Crunchy Kale, carrots, green beans + black rice with a bright pesto dressing

PLANT-BASED | GLUTEN FREE

Total time: 30mins
Serves: 2

This vibrant, nourishing roasted carrot and black rice salad is the perfect mix of earthy flavours and fresh textures. With crispy kale, tender green beans, and a zesty dressing, it's a wholesome, plant-powered dish that’s both filling and delicious. Ideal for a quick lunch or a light dinner, this salad comes together in half an hour and is full of goodness to fuel your day.


INGREDIENTS

Pesto dressing:

  • 1/2 cup pesto

  • 1/4 cup lemon juice

  • 1/4 cup olive oil

  • 1/4 tsp salt

  • 1 tsp honey

Salad:

  • 3-4 large carrots

  • 1 pack of green beans

  • 1 cup uncooked black rice

  • 1 bag kale

  • 1 tbsp olive oil

  • 1 tsp salt

  • Black rice

  • Alfalfa sprouts

METHOD

1. Preheat your oven to 180°C and line a baking tray. Slice the carrots into batons, then toss them with olive oil and a pinch of salt. Spread them out on the tray and roast until tender and golden.

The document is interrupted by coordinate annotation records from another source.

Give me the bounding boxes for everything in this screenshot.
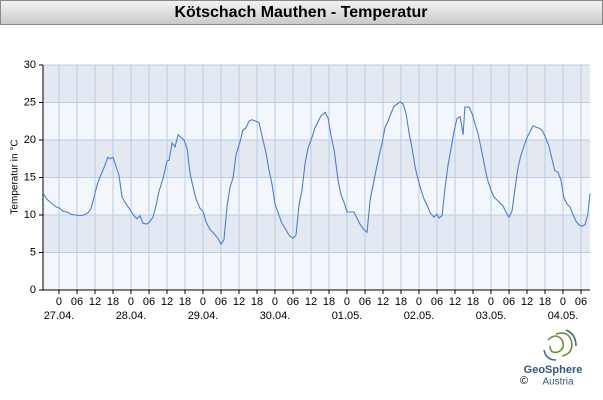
x-tick-label: 0: [272, 296, 278, 308]
y-tick-label: 15: [24, 171, 36, 183]
x-tick-label: 12: [161, 296, 173, 308]
x-date-label: 27.04.: [44, 310, 75, 322]
plot-band: [43, 140, 590, 178]
x-tick-label: 12: [89, 296, 101, 308]
brand-sub: Austria: [542, 377, 574, 388]
logo: [543, 329, 577, 361]
x-tick-label: 06: [575, 296, 587, 308]
x-tick-label: 0: [128, 296, 134, 308]
y-tick-label: 10: [24, 209, 36, 221]
x-tick-label: 12: [377, 296, 389, 308]
x-tick-label: 0: [416, 296, 422, 308]
x-tick-label: 18: [395, 296, 407, 308]
x-tick-label: 06: [359, 296, 371, 308]
x-tick-label: 18: [107, 296, 119, 308]
plot-band: [43, 177, 590, 215]
x-date-label: 30.04.: [260, 310, 291, 322]
x-date-label: 28.04.: [116, 310, 147, 322]
x-tick-label: 12: [305, 296, 317, 308]
plot-band: [43, 102, 590, 140]
x-tick-label: 0: [56, 296, 62, 308]
x-tick-label: 18: [467, 296, 479, 308]
y-tick-label: 20: [24, 134, 36, 146]
y-tick-label: 0: [30, 284, 36, 296]
x-tick-label: 18: [179, 296, 191, 308]
x-tick-label: 18: [323, 296, 335, 308]
x-date-label: 29.04.: [188, 310, 219, 322]
x-tick-label: 18: [251, 296, 263, 308]
plot-band: [43, 252, 590, 290]
brand: GeoSphere: [524, 364, 583, 376]
x-date-label: 01.05.: [332, 310, 363, 322]
x-date-label: 04.05.: [548, 310, 579, 322]
x-tick-label: 06: [143, 296, 155, 308]
x-tick-label: 06: [71, 296, 83, 308]
x-tick-label: 0: [560, 296, 566, 308]
x-tick-label: 06: [215, 296, 227, 308]
plot-band: [43, 215, 590, 253]
plot-band: [43, 65, 590, 103]
chart-title: Kötschach Mauthen - Temperatur: [174, 4, 427, 21]
x-tick-label: 18: [539, 296, 551, 308]
x-tick-label: 0: [200, 296, 206, 308]
x-tick-label: 0: [344, 296, 350, 308]
x-date-label: 03.05.: [476, 310, 507, 322]
y-axis-title: Temperatur in °C: [10, 139, 21, 214]
temperature-line: [42, 101, 591, 246]
copyright: ©: [520, 375, 528, 387]
y-tick-label: 25: [24, 96, 36, 108]
y-tick-label: 30: [24, 59, 36, 71]
x-tick-label: 12: [449, 296, 461, 308]
x-tick-label: 06: [287, 296, 299, 308]
x-tick-label: 06: [431, 296, 443, 308]
y-tick-label: 5: [30, 246, 36, 258]
x-tick-label: 12: [233, 296, 245, 308]
x-date-label: 02.05.: [404, 310, 435, 322]
title-bar: [0, 0, 603, 25]
x-tick-label: 06: [503, 296, 515, 308]
x-tick-label: 12: [521, 296, 533, 308]
x-tick-label: 0: [488, 296, 494, 308]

2. Cook the black rice according to the packet instructions.

3. Trim the green beans and blanch them in boiling water for 2 minutes. Drain, then run them under cold water to keep that vibrant green. Lay them on some kitchen paper to dry off.

4. Strip the stems from the kale and pop the leaves into a large bowl. Drizzle with olive oil and a pinch of salt, then massage it with your hands for about a minute until it softens up and turns a lovely dark green.

5. Combine the roasted carrots, green beans, and black rice with the massaged kale.

6. For the dressing, whisk together all the ingredients until smooth.

7. Drizzle the dressing over your salad just before serving and enjoy!